Monday, September 26, 2016

"The Ecstasy of Influence: A Plagiarism"

For this assignment I chose to look at the paragraph on page 213 that begins with "Literature has been plundered..." and ends with "...no plagiarist at all." In the key Lethem cites the passage to be from "God's Little Toys" by William Gibson. In "The Ecstasy of Influence: A Plagiarism", Lethem uses the passage to provide an anecdote that contrasts what teachers instill in children and what the world is actually like. During the first read of this essay, the reader assumes that the anecdote is that of the author, but once the end is reached, the reader realizes that it is in fact someone else's childhood memory. Lethem provides a clarification that his own first encounter was less epiphanic because his father was a painter and encouraged influence and methods like the "cut-up method" described by Burroughs. Gibson uses his own anecdote in his article in order to introduce his amazement as a child and to enforce the profound impact Burroughs' writing had on him as a future author. He continues on with the article by explaining that everyone owns the world and that he believes everything he writes is some form of collage. He explains that the digital age has made remixes and collages the norm and the originals are rare.
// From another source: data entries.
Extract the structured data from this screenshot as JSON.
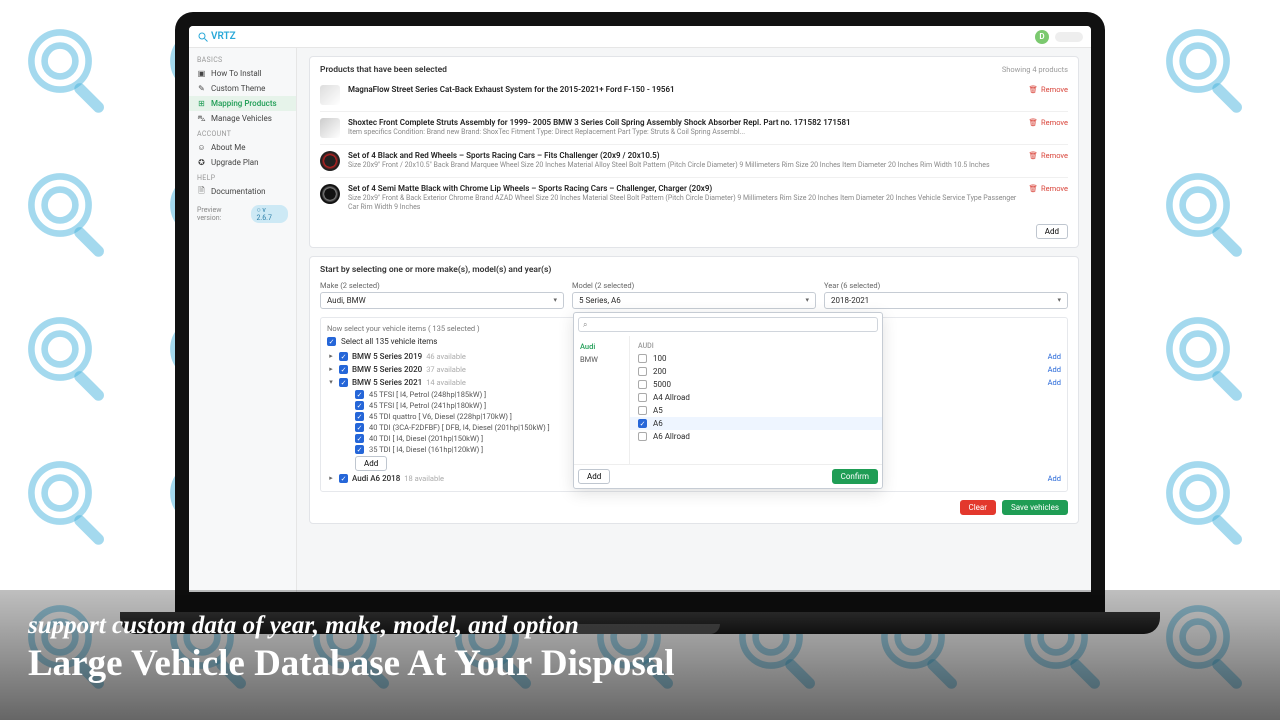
{
  "brand": "VRTZ",
  "userInitial": "D",
  "sidebar": {
    "groups": {
      "basics": "BASICS",
      "account": "ACCOUNT",
      "help": "HELP"
    },
    "items": {
      "install": "How To Install",
      "theme": "Custom Theme",
      "mapping": "Mapping Products",
      "vehicles": "Manage Vehicles",
      "about": "About Me",
      "upgrade": "Upgrade Plan",
      "docs": "Documentation"
    },
    "preview": {
      "label": "Preview version:",
      "version": "○ v 2.6.7"
    }
  },
  "products": {
    "title": "Products that have been selected",
    "showing": "Showing 4 products",
    "removeLabel": "Remove",
    "addLabel": "Add",
    "items": [
      {
        "title": "MagnaFlow Street Series Cat-Back Exhaust System for the 2015-2021+ Ford F-150 - 19561",
        "sub": ""
      },
      {
        "title": "Shoxtec Front Complete Struts Assembly for 1999- 2005 BMW 3 Series Coil Spring Assembly Shock Absorber Repl. Part no. 171582 171581",
        "sub": "Item specifics Condition: Brand new Brand: ShoxTec Fitment Type: Direct Replacement Part Type: Struts & Coil Spring Assembl..."
      },
      {
        "title": "Set of 4 Black and Red Wheels – Sports Racing Cars – Fits Challenger (20x9 / 20x10.5)",
        "sub": "Size 20x9\" Front / 20x10.5\" Back Brand Marquee Wheel Size 20 Inches Material Alloy Steel Bolt Pattern (Pitch Circle Diameter) 9 Millimeters Rim Size 20 Inches Item Diameter 20 Inches Rim Width 10.5 Inches"
      },
      {
        "title": "Set of 4 Semi Matte Black with Chrome Lip Wheels – Sports Racing Cars – Challenger, Charger (20x9)",
        "sub": "Size 20x9\" Front & Back Exterior Chrome Brand AZAD Wheel Size 20 Inches Material Steel Bolt Pattern (Pitch Circle Diameter) 9 Millimeters Rim Size 20 Inches Item Diameter 20 Inches Vehicle Service Type Passenger Car Rim Width 9 Inches"
      }
    ]
  },
  "selector": {
    "title": "Start by selecting one or more make(s), model(s) and year(s)",
    "make": {
      "label": "Make (2 selected)",
      "value": "Audi, BMW"
    },
    "model": {
      "label": "Model (2 selected)",
      "value": "5 Series, A6"
    },
    "year": {
      "label": "Year (6 selected)",
      "value": "2018-2021"
    },
    "dropdown": {
      "makes": [
        "Audi",
        "BMW"
      ],
      "group": "AUDI",
      "options": [
        {
          "label": "100",
          "checked": false
        },
        {
          "label": "200",
          "checked": false
        },
        {
          "label": "5000",
          "checked": false
        },
        {
          "label": "A4 Allroad",
          "checked": false
        },
        {
          "label": "A5",
          "checked": false
        },
        {
          "label": "A6",
          "checked": true
        },
        {
          "label": "A6 Allroad",
          "checked": false
        }
      ],
      "addLabel": "Add",
      "confirmLabel": "Confirm"
    }
  },
  "tree": {
    "head": "Now select your vehicle items ( 135 selected )",
    "selectAll": "Select all 135 vehicle items",
    "addLabel": "Add",
    "nodes": [
      {
        "name": "BMW 5 Series 2019",
        "avail": "46 available",
        "expanded": false
      },
      {
        "name": "BMW 5 Series 2020",
        "avail": "37 available",
        "expanded": false
      },
      {
        "name": "BMW 5 Series 2021",
        "avail": "14 available",
        "expanded": true,
        "children": [
          "45 TFSI [ I4, Petrol (248hp|185kW) ]",
          "45 TFSI [ I4, Petrol (241hp|180kW) ]",
          "45 TDI quattro [ V6, Diesel (228hp|170kW) ]",
          "40 TDI (3CA-F2DFBF) [ DFB, I4, Diesel (201hp|150kW) ]",
          "40 TDI [ I4, Diesel (201hp|150kW) ]",
          "35 TDI [ I4, Diesel (161hp|120kW) ]"
        ]
      },
      {
        "name": "Audi A6 2018",
        "avail": "18 available",
        "expanded": false
      }
    ]
  },
  "actions": {
    "clear": "Clear",
    "save": "Save vehicles"
  },
  "caption": {
    "l1": "support custom data of year, make, model, and option",
    "l2": "Large Vehicle Database At Your Disposal"
  }
}
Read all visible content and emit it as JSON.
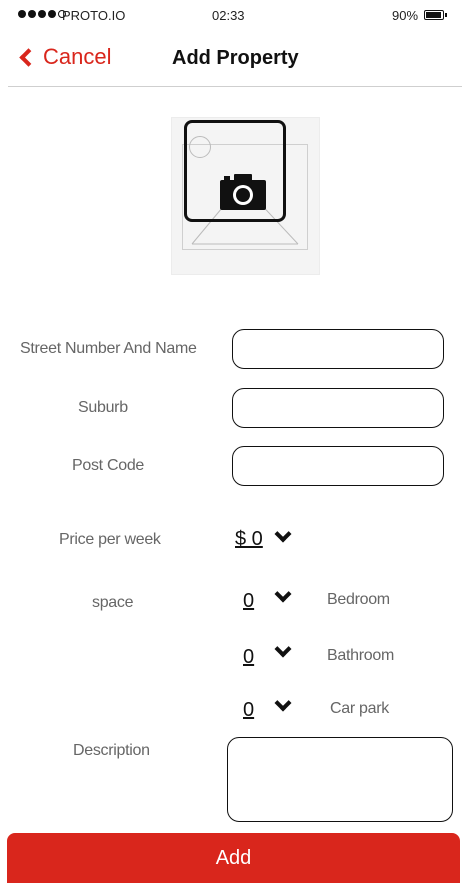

The purpose of the passage is similar in both texts: to show the reader that "plagiarism" is a good thing and influence is inevitable. I think this passage is a good example of how appropriation can change how something is meant. By inserting this paragraph into his work without any quotation marks or in-text citations, Lethem essentially claims the memory as his own. He leaves the pronouns as "I" and "my". This related to another part of Lethem's essay where he claims "Inspiration could be called inhaling he memory of an act never experienced". Lethem directly exemplifies this by using Gibson's memory as his own in order to enforce his point in the essay.
In reading Lethem's essay I learned that "plagiarism" and influence are essential and inevitable. And authors often use many different people's ideas in order to support their own, different individual idea. This is basically exactly what we did in our last paper by coming up with an original idea and using the ideas of Davidson and Johnson to help support our argument.